2023 Tamaulipas special election (Senate of the Republic)
- Turnout: 21.6962%
| Candidate | José Ramón Gómez Leal | Imelda Margarita Sanmiguel Sánchez | Manuel Muñoz Cano |
| Party | MORENA | PAN | PVEM |
| Popular vote | 429,988 | 130,496 | 23,764 |
| Percentage | 72.3570 | 21.9594 | 3.9989 |
| Alternate | Indira Paola López Carreto | Georgina Barrios González | José Ricardo Espinoza Velázquez |
| Coalition | Juntos Hacemos Historia en Tamaulipas | Va por Tamaulipas | None |

= 2023 Tamaulipas special election =

By-election to the Senate of Mexico

A special election was held in the Mexican state of Tamaulipas on 19 February 2023 to fill the state's vacant seat in the Senate of the Republic. It was won by José Ramón Gómez Leal of the National Regeneration Movement (Morena), who received over 72% of the votes cast in a three-way race.

==Background==
Américo Villarreal Anaya of Morena was elected to Tamaulipas's first Senate seat in the 2018 general election but resigned his position to contend for the governorship of Tamaulipas in the 2022 election; he was replaced by his alternate, Faustino López Vargas, on 10 January 2022.
Villarreal won the gubernatorial election held on 5 June and, except for a three-day period in September, did not return to his Senate seat.

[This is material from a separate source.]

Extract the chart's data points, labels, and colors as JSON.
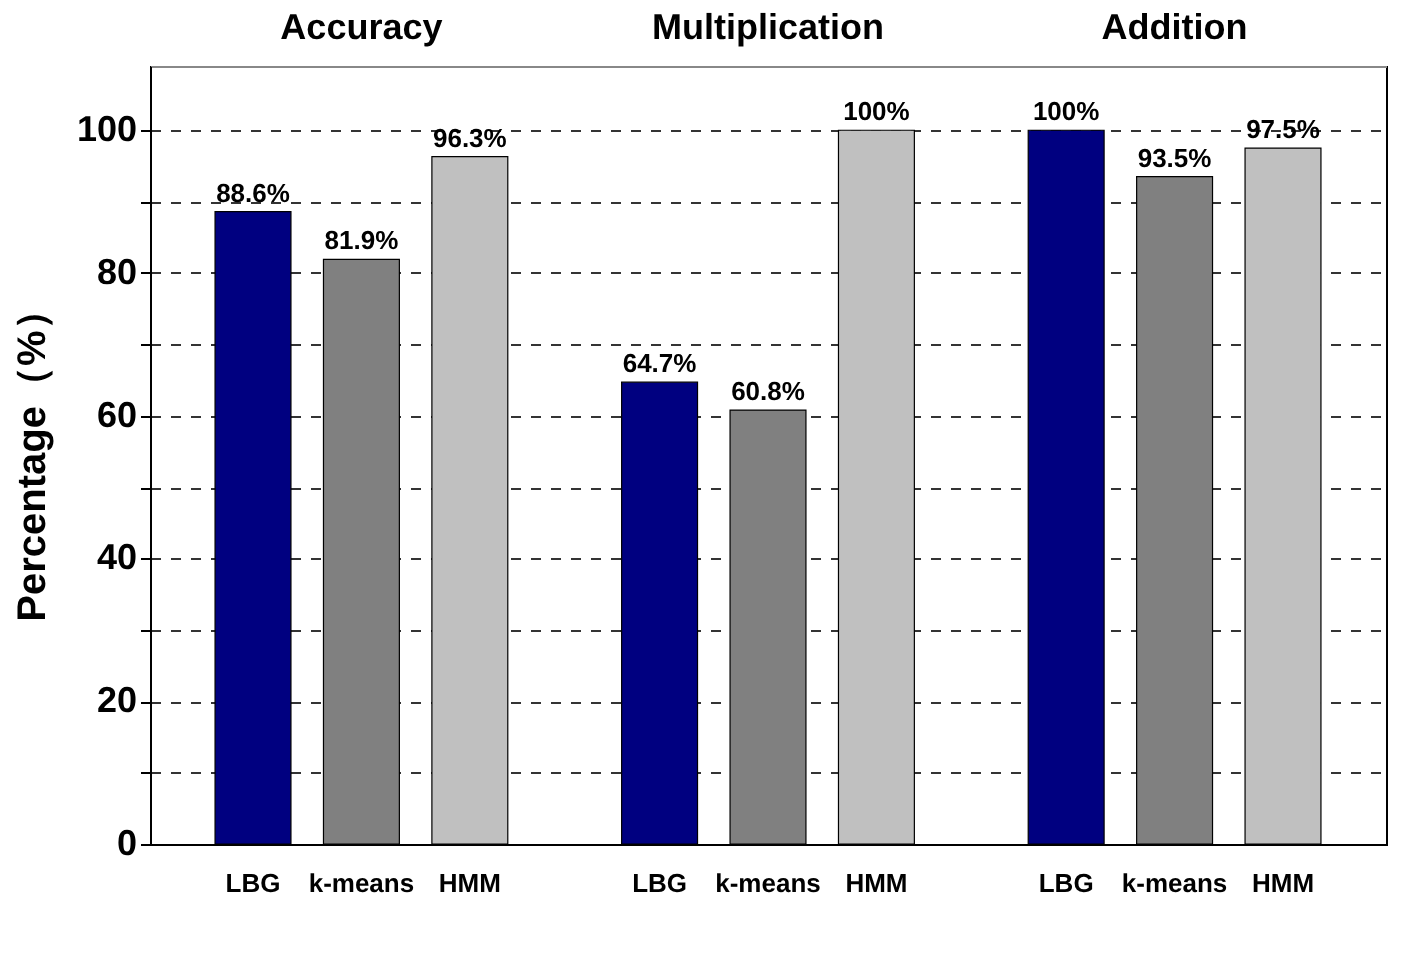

López Vargas was killed in a traffic accident in Trancoso, Zacatecas, on 8 October 2022.
The Senate declared the seat vacant and, in accordance with the Constitution, ordered a special election to cover the vacancy, to be held within a period of no more than three months.
The National Electoral Institute (INE) resolved that the election would take place on 19 February 2023.

==Election==
There were three contenders in the 19 February 2023 election:
- José Ramón Gómez Leal of the National Regeneration Movement (Morena), in the Juntos Hacemos Historia en Tamaulipas coalition with the Labour Party (PT), with Indira Paola López Carreto as his alternate.
- Imelda Margarita Sanmiguel Sánchez of the National Action Party (PAN), in the Va por Tamaulipas coalition with the Institutional Revolutionary Party (PRI) and the Party of the Democratic Revolution (PRD), with Georgina Barrios González as her alternate.
- Manuel Muñoz Cano of the Ecologist Green Party of Mexico (PVEM), who fought the election without coalition partners, with José Ricardo Espinoza Velázquez as his alternate.

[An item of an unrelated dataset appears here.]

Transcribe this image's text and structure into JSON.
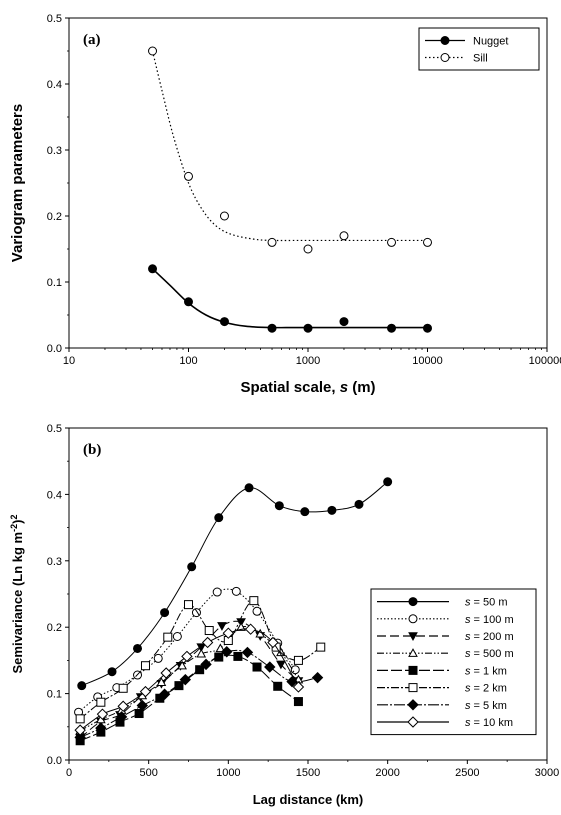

With a low turnout – 21.70% of the 2,738,995 registered voters – election day was described by observers as slow.
The count concluded the following day, and from the preliminary results it was clear that Gómez Leal had won the election. The result was confirmed by the INE on 22 February.

| Candidate |  | Party | Votes | % |
|  | José Ramón Gómez Leal | MORENA–PT | 429,988 | 73.60 |
|  | Imelda Margarita Sanmiguel Sánchez | PAN–PRI–PRD | 130,496 | 22.34 |
|  | Manuel Muñoz Cano | PVEM | 23,764 | 4.07 |
| Total |  |  | 584,248 | 100.00 |
| Valid votes |  |  | 584,248 | 98.32 |
| Invalid/blank votes |  |  | 10,011 | 1.68 |
| Total votes |  |  | 594,259 | 100.00 |
| Registered voters/turnout |  |  | 2,738,995 | 21.70 |
Source: National Electoral Institute Candidate percentages indicate the proportion of valid votes cast rather than the total vote.

==Aftermath==
Gómez Leal was sworn in as a senator on 7 March 2023. On 20 February 2024 he resigned his seat to seek re-election and was replaced by his alternate, López Carreto, for the remainder of the congressional session.
In the 2 June 2024 Senate election, he was elected to Tamaulipas's second Senate seat, sharing Morena's two-person formula with Olga Patricia Sosa Ruiz. Sanmiguel Sánchez, his 2023 opponent, won the state's third seat.